Does a small tax practice really need a WISP?
Yes — it's not optional at any size. The FTC Safeguards Rule and the IRS require every paid preparer to maintain a WISP, and PTIN renewal asks you to attest to your data-security responsibilities. A real WISP is a living program — named responsibilities, access controls, MFA, encryption, incident response — not a downloaded template in a drawer. 88% of CPA firms now carry cyber insurance; the underwriters read these documents.
The ATCOS package for accounting firms
- WISP-as-a-service: we write the plan around your actual practice, implement the controls (MFA, encryption, access reviews, vendor management), train staff, and update it annually.

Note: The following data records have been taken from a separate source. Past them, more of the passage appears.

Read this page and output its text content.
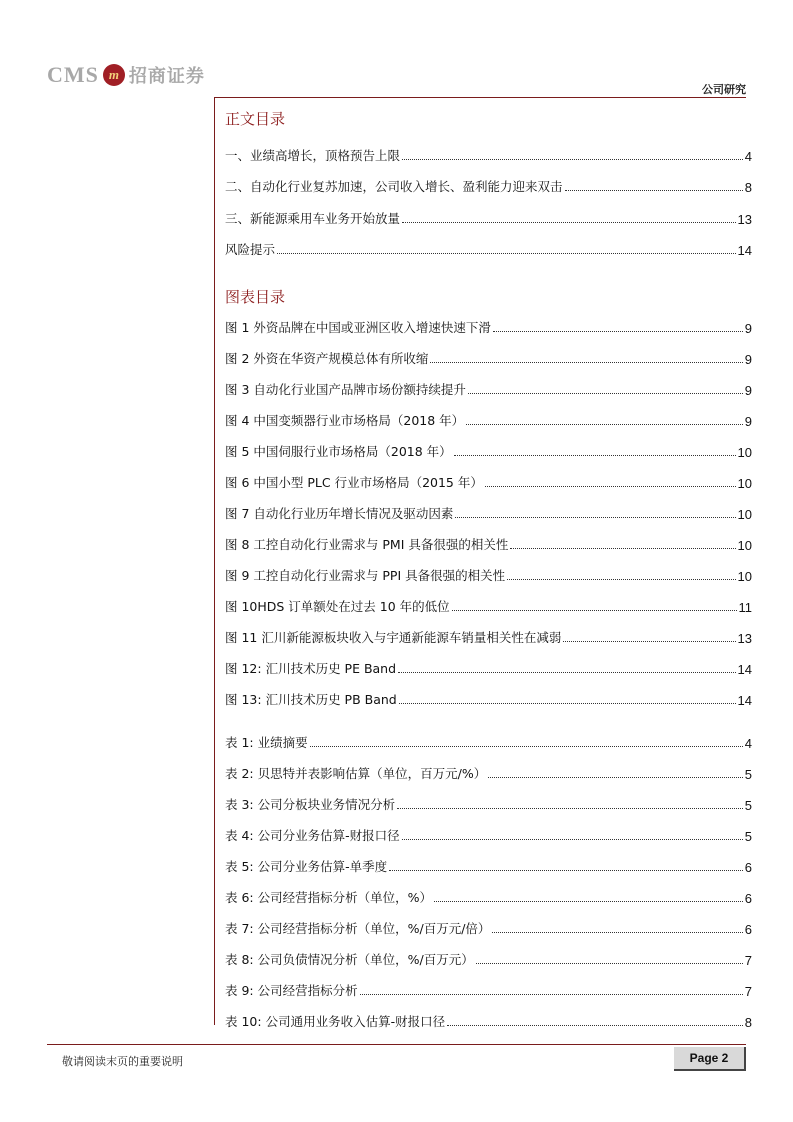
CMS m 招商证券
公司研究
正文目录
一、业绩高增长，顶格预告上限	4
二、自动化行业复苏加速，公司收入增长、盈利能力迎来双击	8
三、新能源乘用车业务开始放量	13
风险提示	14
图表目录
图 1 外资品牌在中国或亚洲区收入增速快速下滑	9
图 2 外资在华资产规模总体有所收缩	9
图 3 自动化行业国产品牌市场份额持续提升	9
图 4 中国变频器行业市场格局（2018 年）	9
图 5 中国伺服行业市场格局（2018 年）	10
图 6 中国小型 PLC 行业市场格局（2015 年）	10
图 7 自动化行业历年增长情况及驱动因素	10
图 8 工控自动化行业需求与 PMI 具备很强的相关性	10
图 9 工控自动化行业需求与 PPI 具备很强的相关性	10
图 10HDS 订单额处在过去 10 年的低位	11
图 11 汇川新能源板块收入与宇通新能源车销量相关性在减弱	13
图 12: 汇川技术历史 PE Band	14
图 13: 汇川技术历史 PB Band	14
表 1: 业绩摘要	4
表 2: 贝思特并表影响估算（单位，百万元/%）	5
表 3: 公司分板块业务情况分析	5
表 4: 公司分业务估算-财报口径	5
表 5: 公司分业务估算-单季度	6
表 6: 公司经营指标分析（单位，%）	6
表 7: 公司经营指标分析（单位，%/百万元/倍）	6
表 8: 公司负债情况分析（单位，%/百万元）	7
表 9: 公司经营指标分析	7
表 10: 公司通用业务收入估算-财报口径	8
敬请阅读末页的重要说明	Page 2
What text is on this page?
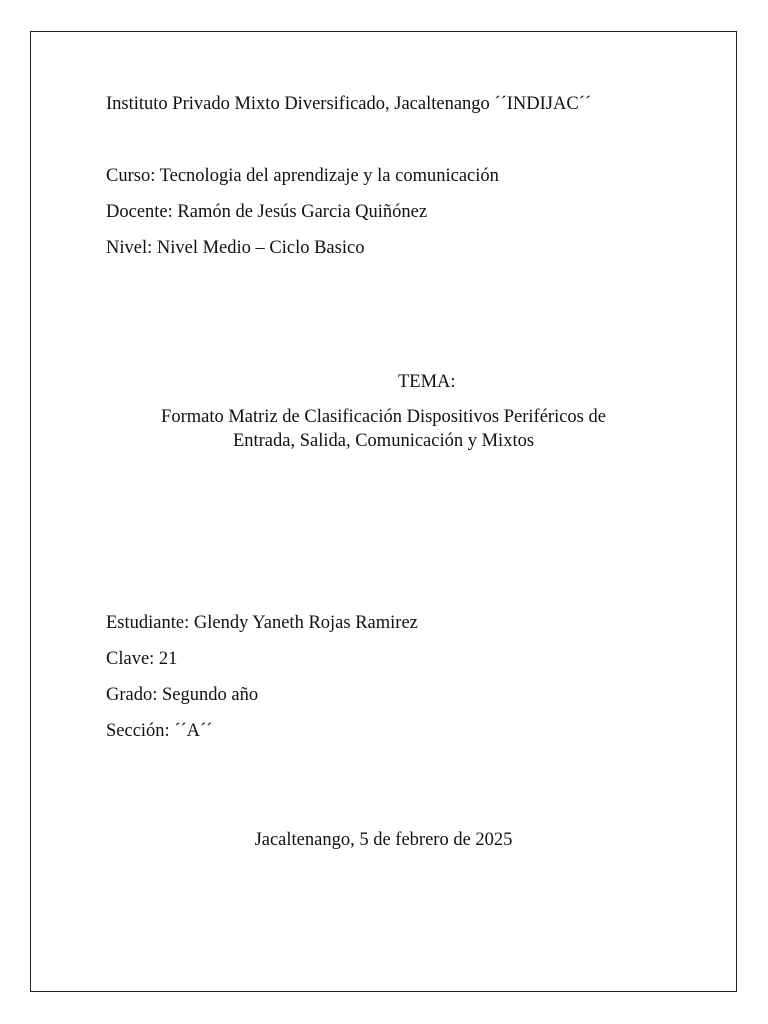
Instituto Privado Mixto Diversificado, Jacaltenango ´´INDIJAC´´
Curso: Tecnologia del aprendizaje y la comunicación
Docente: Ramón de Jesús Garcia Quiñónez
Nivel: Nivel Medio – Ciclo Basico
TEMA:
Formato Matriz de Clasificación Dispositivos Periféricos de
Entrada, Salida, Comunicación y Mixtos
Estudiante: Glendy Yaneth Rojas Ramirez
Clave: 21
Grado: Segundo año
Sección: ´´A´´
Jacaltenango, 5 de febrero de 2025
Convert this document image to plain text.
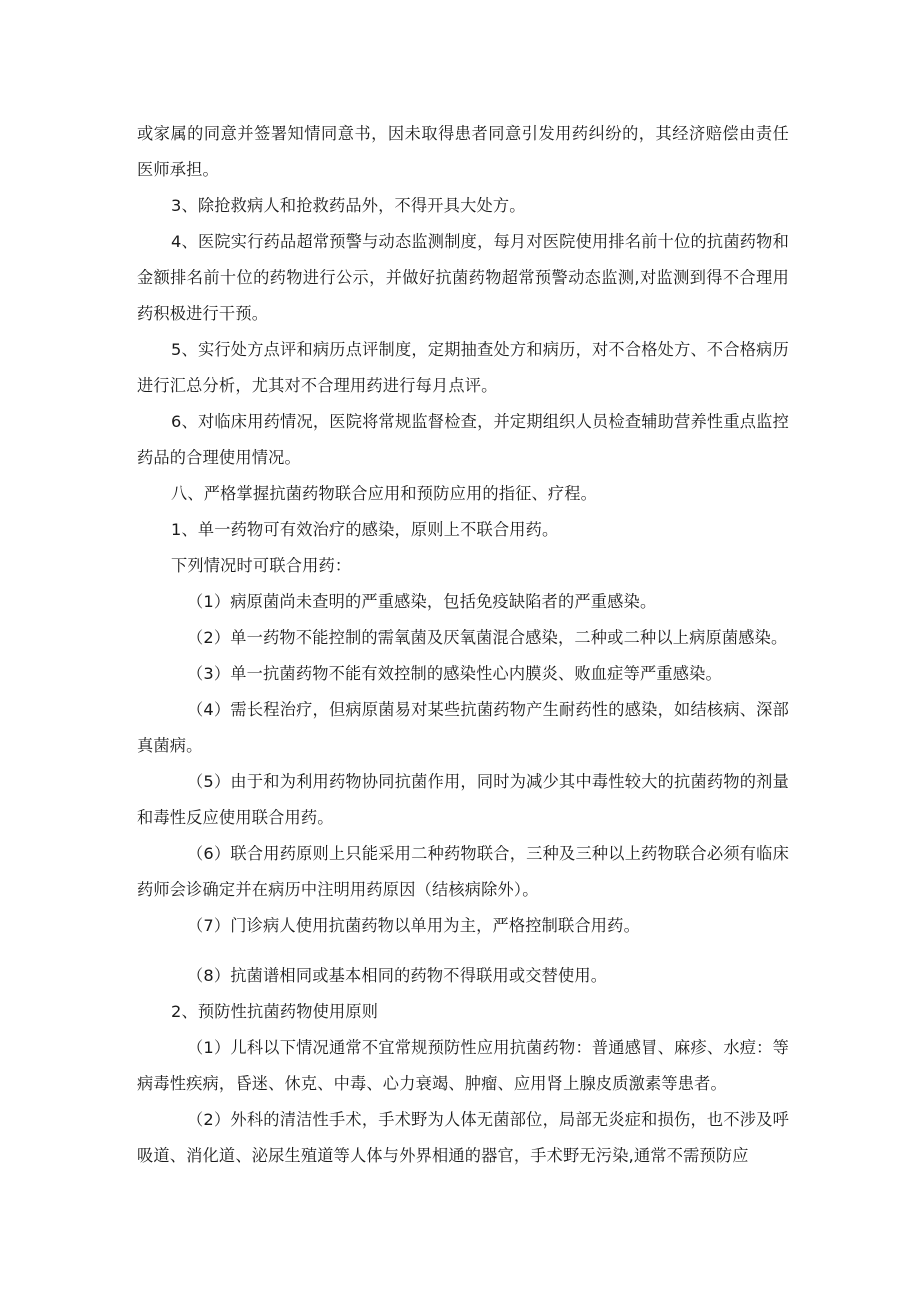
或家属的同意并签署知情同意书，因未取得患者同意引发用药纠纷的，其经济赔偿由责任医师承担。

3、除抢救病人和抢救药品外，不得开具大处方。

4、医院实行药品超常预警与动态监测制度，每月对医院使用排名前十位的抗菌药物和金额排名前十位的药物进行公示，并做好抗菌药物超常预警动态监测,对监测到得不合理用药积极进行干预。

5、实行处方点评和病历点评制度，定期抽查处方和病历，对不合格处方、不合格病历进行汇总分析，尤其对不合理用药进行每月点评。

6、对临床用药情况，医院将常规监督检查，并定期组织人员检查辅助营养性重点监控药品的合理使用情况。

八、严格掌握抗菌药物联合应用和预防应用的指征、疗程。

1、单一药物可有效治疗的感染，原则上不联合用药。

下列情况时可联合用药：

（1）病原菌尚未查明的严重感染，包括免疫缺陷者的严重感染。

（2）单一药物不能控制的需氧菌及厌氧菌混合感染，二种或二种以上病原菌感染。

（3）单一抗菌药物不能有效控制的感染性心内膜炎、败血症等严重感染。

（4）需长程治疗，但病原菌易对某些抗菌药物产生耐药性的感染，如结核病、深部真菌病。

（5）由于和为利用药物协同抗菌作用，同时为减少其中毒性较大的抗菌药物的剂量和毒性反应使用联合用药。

（6）联合用药原则上只能采用二种药物联合，三种及三种以上药物联合必须有临床药师会诊确定并在病历中注明用药原因（结核病除外）。

（7）门诊病人使用抗菌药物以单用为主，严格控制联合用药。

（8）抗菌谱相同或基本相同的药物不得联用或交替使用。

2、预防性抗菌药物使用原则

（1）儿科以下情况通常不宜常规预防性应用抗菌药物：普通感冒、麻疹、水痘：等病毒性疾病，昏迷、休克、中毒、心力衰竭、肿瘤、应用肾上腺皮质激素等患者。

（2）外科的清洁性手术，手术野为人体无菌部位，局部无炎症和损伤，也不涉及呼吸道、消化道、泌尿生殖道等人体与外界相通的器官，手术野无污染,通常不需预防应
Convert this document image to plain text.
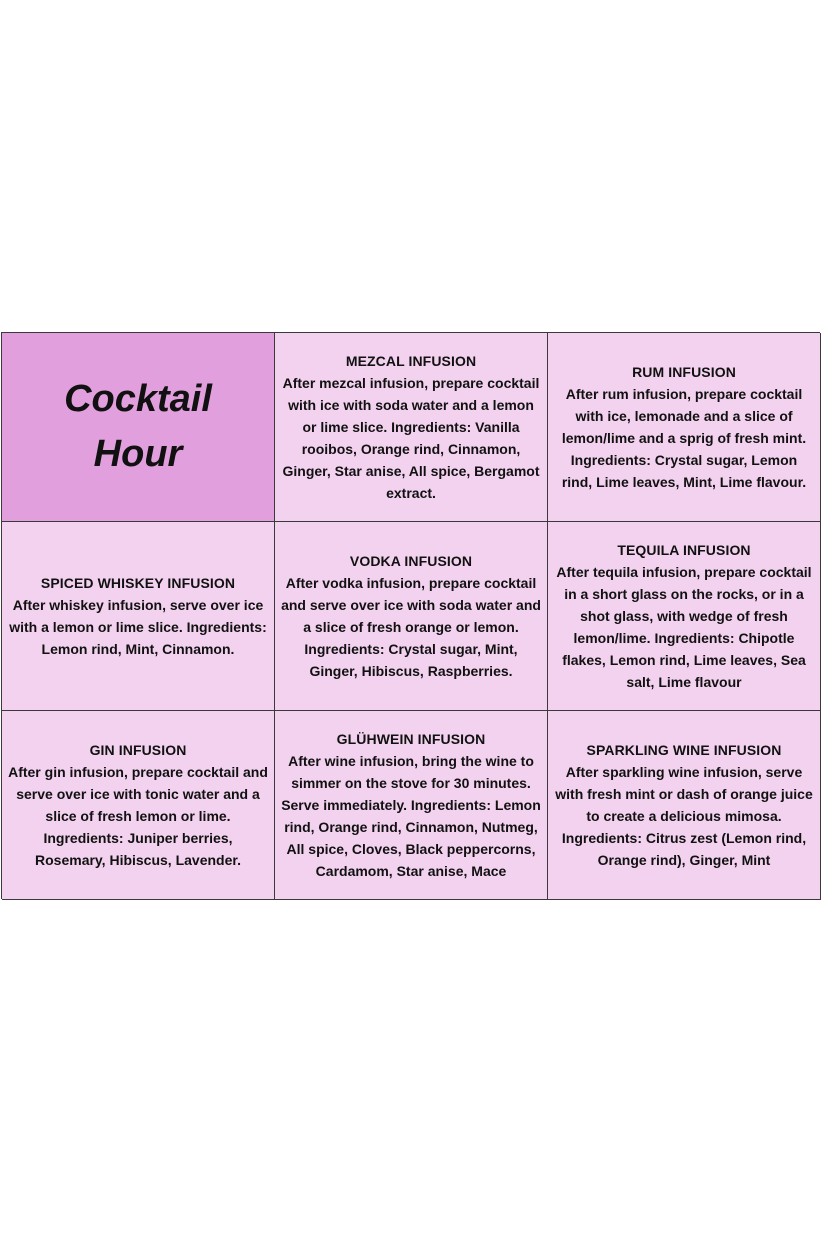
Cocktail
Hour
MEZCAL INFUSION
After mezcal infusion, prepare cocktail with ice with soda water and a lemon or lime slice. Ingredients: Vanilla rooibos, Orange rind, Cinnamon, Ginger, Star anise, All spice, Bergamot extract.
RUM INFUSION
After rum infusion, prepare cocktail with ice, lemonade and a slice of lemon/lime and a sprig of fresh mint. Ingredients: Crystal sugar, Lemon rind, Lime leaves, Mint, Lime flavour.
SPICED WHISKEY INFUSION
After whiskey infusion, serve over ice with a lemon or lime slice. Ingredients: Lemon rind, Mint, Cinnamon.
VODKA INFUSION
After vodka infusion, prepare cocktail and serve over ice with soda water and a slice of fresh orange or lemon. Ingredients: Crystal sugar, Mint, Ginger, Hibiscus, Raspberries.
TEQUILA INFUSION
After tequila infusion, prepare cocktail in a short glass on the rocks, or in a shot glass, with wedge of fresh lemon/lime. Ingredients: Chipotle flakes, Lemon rind, Lime leaves, Sea salt, Lime flavour
GIN INFUSION
After gin infusion, prepare cocktail and serve over ice with tonic water and a slice of fresh lemon or lime. Ingredients: Juniper berries, Rosemary, Hibiscus, Lavender.
GLÜHWEIN INFUSION
After wine infusion, bring the wine to simmer on the stove for 30 minutes. Serve immediately. Ingredients: Lemon rind, Orange rind, Cinnamon, Nutmeg, All spice, Cloves, Black peppercorns, Cardamom, Star anise, Mace
SPARKLING WINE INFUSION
After sparkling wine infusion, serve with fresh mint or dash of orange juice to create a delicious mimosa. Ingredients: Citrus zest (Lemon rind, Orange rind), Ginger, Mint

Fixed-fee packages from $5,000, then maintained under retainer.
- Managed IT that respects the calendar: January–April gets priority SLAs and a pre-season readiness check — workstations, tax-suite connectivity, e-file, verified backups — so you enter filing season verified, not hopeful.
- AI policy for tax workflows: staff are pasting client financials into AI tools today. We inventory what's in use, vet it against your confidentiality obligations, and write the policy.
- Microsoft 365 + tax suite environment: identity, email security (the #1 breach vector for preparer firms), document retention, and license right-sizing.
Why now (May–June)
The weeks after filing season are when firms fix what they swore they'd fix in March. Remediation, migrations, and WISP builds done now are invisible by January. Firms that wait until Q4 do this work during extension season instead.
We only need help January–April. Can we pay for just that?
Seasonal-only support means your January emergency is handled by whoever's available, with no knowledge of your environment. The annual agreement prices the off-season light and the season heavy — same budget, but the firm is actually known and ready.
Our IT person handles the computers. Who handles the WISP?
That's the usual gap: the tech keeps machines running but nobody owns the written program, the risk assessment, or the attestation. Co-managed mode adds exactly that layer without replacing anyone.